Reading

Fusion of Convolution and Attention Mechanism: Analysis of the Convolutional Nearest Neighbors (ConvNN) Unified Framework

This article introduces a new neural network architecture called Convolutional Nearest Neighbors (ConvNN), which unifies convolution and self-attention mechanisms through a k-nearest neighbor aggregation framework, providing a new theoretical perspective for computer vision model design.

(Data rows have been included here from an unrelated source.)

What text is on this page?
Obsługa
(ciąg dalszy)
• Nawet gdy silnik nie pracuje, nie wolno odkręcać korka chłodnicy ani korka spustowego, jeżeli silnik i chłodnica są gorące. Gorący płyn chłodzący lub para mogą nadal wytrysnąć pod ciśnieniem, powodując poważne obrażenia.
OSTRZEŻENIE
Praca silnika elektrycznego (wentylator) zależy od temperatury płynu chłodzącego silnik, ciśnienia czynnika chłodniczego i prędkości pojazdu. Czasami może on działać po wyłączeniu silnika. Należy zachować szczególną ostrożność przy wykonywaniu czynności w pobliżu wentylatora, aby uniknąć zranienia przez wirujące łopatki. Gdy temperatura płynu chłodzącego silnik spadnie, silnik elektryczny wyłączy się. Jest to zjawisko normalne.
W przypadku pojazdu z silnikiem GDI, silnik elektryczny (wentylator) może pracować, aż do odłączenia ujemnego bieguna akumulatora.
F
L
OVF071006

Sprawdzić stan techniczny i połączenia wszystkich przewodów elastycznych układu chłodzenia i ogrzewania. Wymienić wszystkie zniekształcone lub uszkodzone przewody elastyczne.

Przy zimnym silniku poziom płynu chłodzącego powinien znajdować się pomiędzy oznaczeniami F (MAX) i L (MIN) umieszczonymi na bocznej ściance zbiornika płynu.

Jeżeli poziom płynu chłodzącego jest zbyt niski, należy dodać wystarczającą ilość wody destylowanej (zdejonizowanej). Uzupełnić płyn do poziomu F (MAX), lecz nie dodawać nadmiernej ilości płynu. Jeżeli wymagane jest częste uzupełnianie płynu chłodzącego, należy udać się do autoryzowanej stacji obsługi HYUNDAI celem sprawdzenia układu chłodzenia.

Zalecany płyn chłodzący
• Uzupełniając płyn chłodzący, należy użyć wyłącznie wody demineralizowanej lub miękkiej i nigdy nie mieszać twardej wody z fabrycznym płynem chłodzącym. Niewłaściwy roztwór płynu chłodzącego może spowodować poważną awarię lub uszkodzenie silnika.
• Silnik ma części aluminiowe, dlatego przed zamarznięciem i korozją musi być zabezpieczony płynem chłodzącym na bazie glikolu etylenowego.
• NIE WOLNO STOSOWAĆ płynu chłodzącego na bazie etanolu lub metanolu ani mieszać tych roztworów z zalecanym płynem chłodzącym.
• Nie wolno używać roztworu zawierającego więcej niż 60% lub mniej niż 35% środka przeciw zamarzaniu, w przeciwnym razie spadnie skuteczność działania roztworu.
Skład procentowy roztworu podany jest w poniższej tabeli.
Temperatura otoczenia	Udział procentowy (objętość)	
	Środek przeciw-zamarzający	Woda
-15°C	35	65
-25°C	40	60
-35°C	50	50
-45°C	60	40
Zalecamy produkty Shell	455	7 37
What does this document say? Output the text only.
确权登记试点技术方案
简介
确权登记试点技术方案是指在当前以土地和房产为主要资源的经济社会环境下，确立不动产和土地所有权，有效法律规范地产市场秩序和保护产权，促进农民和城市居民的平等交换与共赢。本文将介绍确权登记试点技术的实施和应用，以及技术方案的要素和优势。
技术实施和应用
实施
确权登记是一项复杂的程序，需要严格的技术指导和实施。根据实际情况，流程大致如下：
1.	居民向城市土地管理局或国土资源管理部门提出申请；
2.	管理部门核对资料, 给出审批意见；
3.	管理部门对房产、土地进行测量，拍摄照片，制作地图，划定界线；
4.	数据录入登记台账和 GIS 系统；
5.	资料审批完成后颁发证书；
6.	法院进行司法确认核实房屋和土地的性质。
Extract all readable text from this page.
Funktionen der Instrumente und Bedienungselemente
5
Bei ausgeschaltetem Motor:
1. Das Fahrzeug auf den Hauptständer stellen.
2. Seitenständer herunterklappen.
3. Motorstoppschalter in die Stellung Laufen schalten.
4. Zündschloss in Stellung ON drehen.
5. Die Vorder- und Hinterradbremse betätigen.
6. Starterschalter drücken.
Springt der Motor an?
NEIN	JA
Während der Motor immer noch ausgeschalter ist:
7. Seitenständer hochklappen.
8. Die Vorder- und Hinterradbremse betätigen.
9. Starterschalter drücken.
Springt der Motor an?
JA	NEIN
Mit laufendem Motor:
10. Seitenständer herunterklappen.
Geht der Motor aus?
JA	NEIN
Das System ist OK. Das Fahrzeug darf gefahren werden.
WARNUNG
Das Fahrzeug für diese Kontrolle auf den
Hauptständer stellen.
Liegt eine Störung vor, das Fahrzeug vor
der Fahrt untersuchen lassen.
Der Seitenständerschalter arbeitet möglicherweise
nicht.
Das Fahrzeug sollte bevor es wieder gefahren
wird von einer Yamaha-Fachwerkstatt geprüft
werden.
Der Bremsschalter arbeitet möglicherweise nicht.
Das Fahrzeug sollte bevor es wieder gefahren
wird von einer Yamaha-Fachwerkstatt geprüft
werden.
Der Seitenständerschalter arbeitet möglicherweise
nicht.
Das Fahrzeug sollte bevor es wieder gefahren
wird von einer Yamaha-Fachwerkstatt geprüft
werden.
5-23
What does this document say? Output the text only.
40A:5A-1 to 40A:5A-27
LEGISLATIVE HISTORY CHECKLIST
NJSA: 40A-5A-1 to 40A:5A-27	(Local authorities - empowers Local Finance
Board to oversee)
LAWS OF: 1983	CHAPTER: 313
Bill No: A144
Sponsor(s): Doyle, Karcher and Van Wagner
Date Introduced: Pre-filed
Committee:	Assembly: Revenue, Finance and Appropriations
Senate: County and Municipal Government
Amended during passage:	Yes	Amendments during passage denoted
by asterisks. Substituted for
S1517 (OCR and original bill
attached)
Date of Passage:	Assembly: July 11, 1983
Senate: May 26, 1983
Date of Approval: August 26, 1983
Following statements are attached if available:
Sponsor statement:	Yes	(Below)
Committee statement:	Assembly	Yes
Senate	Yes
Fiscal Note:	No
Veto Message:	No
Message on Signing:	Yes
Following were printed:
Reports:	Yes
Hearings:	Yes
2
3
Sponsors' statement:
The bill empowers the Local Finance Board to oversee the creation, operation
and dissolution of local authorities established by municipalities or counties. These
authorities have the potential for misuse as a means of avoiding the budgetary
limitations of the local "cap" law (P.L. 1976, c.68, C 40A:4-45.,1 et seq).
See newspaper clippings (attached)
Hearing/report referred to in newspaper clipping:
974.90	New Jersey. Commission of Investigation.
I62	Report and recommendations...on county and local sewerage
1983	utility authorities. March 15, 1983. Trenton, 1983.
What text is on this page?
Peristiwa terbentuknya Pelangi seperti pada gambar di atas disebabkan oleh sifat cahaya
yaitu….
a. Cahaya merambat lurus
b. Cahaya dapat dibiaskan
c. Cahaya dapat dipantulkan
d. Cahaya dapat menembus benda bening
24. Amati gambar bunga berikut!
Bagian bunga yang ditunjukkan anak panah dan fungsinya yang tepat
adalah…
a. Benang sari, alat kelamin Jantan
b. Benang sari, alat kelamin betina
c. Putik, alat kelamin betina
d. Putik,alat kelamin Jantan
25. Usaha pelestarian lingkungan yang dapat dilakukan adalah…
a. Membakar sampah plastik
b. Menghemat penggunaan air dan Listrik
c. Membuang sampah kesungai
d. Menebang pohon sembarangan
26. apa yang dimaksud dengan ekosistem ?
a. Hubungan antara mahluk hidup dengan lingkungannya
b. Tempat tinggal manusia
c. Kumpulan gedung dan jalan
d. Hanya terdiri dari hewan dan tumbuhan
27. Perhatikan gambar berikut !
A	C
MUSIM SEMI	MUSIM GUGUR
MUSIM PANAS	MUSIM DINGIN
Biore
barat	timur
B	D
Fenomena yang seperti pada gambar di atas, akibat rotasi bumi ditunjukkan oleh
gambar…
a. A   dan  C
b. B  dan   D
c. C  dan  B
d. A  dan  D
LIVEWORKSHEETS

卷积神经网络注意力机制Transformer计算机视觉k近邻深度学习模型架构CIFAR

Published 2026-05-27 11:15Recent activity 2026-05-27 11:18Estimated read 6 min

Fusion of Convolution and Attention Mechanism: Analysis of the Convolutional Nearest Neighbors (ConvNN) Unified Framework

Section 01

[Main Floor/Introduction] Convolutional Nearest Neighbors (ConvNN): A New Framework Unifying Convolution and Attention Mechanisms

This article introduces a new neural network architecture called Convolutional Nearest Neighbors (ConvNN), whose core innovation lies in unifying convolution and self-attention mechanisms through a k-nearest neighbor aggregation framework, providing a new theoretical perspective for computer vision model design. ConvNN treats both as special cases of neighbor selection and aggregation (convolution based on spatial proximity, attention based on feature similarity) and reveals a continuous spectrum between them. Experiments show that ConvNN outperforms pure convolution or pure attention schemes on the CIFAR dataset and can be integrated into existing architectures as a plug-and-play module.

Section 02

Background: The Divide Between Convolution and Attention and the Opportunity for Unification

In the field of computer vision, CNN and Transformer represent two feature extraction paradigms: convolution captures local features through fixed spatial neighborhoods, while self-attention dynamically models global dependencies through feature similarity. For a long time, the two have been regarded as independent approaches, but the Bowdoin College team found that they are essentially special cases of neighbor selection and aggregation, providing an opportunity for a unified framework.

Section 03

Core Ideas and Technical Implementation of ConvNN

Core Ideas

ConvNN unifies convolution and self-attention as two extremes of k-nearest neighbor aggregation:

Convolution: selects neighbors based on spatial proximity
Self-attention: selects neighbors based on feature similarity There is a continuous spectrum between the two, allowing smooth interpolation, and ConvNN can be used as a plug-and-play module.

Technical Implementation

Hybrid Branch Architecture: In a VGG-style architecture, spatial convolution and feature similarity aggregation branches are used simultaneously to fuse local and global information, achieving better accuracy on the CIFAR dataset.
ViT Replacement Experiment: After replacing the self-attention layers of ViT, the performance surpasses the original attention and its variants, balancing local details and global context.

Section 04

Ablation Experiments: Key Findings and Regularization Effects

The research team obtained the following findings through ablation experiments:

Impact of k Value: A small k leans toward local features (similar to CNN), a large k leans toward global features (similar to Transformer), and a medium k achieves the best performance.
Regularization Effect: The interpolation strategy can avoid over-focusing on distant noise, preserve local details, improve generalization ability, and reduce overfitting.

Section 05

Research Significance: Theoretical and Practical Value

Theoretical Contribution

It eliminates the superficial differences between convolution and attention, proving that they are different instances of the same mathematical operation, and provides a unified perspective for architecture design.

Practical Value

ConvNN can be seamlessly integrated into existing CNN/Transformer architectures, offering a precision-efficiency trade-off for resource-constrained scenarios and helping to explore optimal strategies for local-global feature interaction.

Open Source Ecosystem

The project has been open-sourced, providing a ConvNN-Attention implementation repository and an undergraduate thesis that explains the mathematical foundations and experimental details.

Section 06

Summary and Insights: From Binary Opposition to Continuous Optimization

ConvNN represents a shift in architecture design thinking: from the binary opposition of 'convolution vs attention' to the perspective of 'choosing the optimal strategy in a continuous spectrum'. For practitioners, it provides tools to improve visual models; for researchers, it opens up new paths for exploring hybrid architectures. In the future, mechanisms that flexibly balance local and global information will become more important.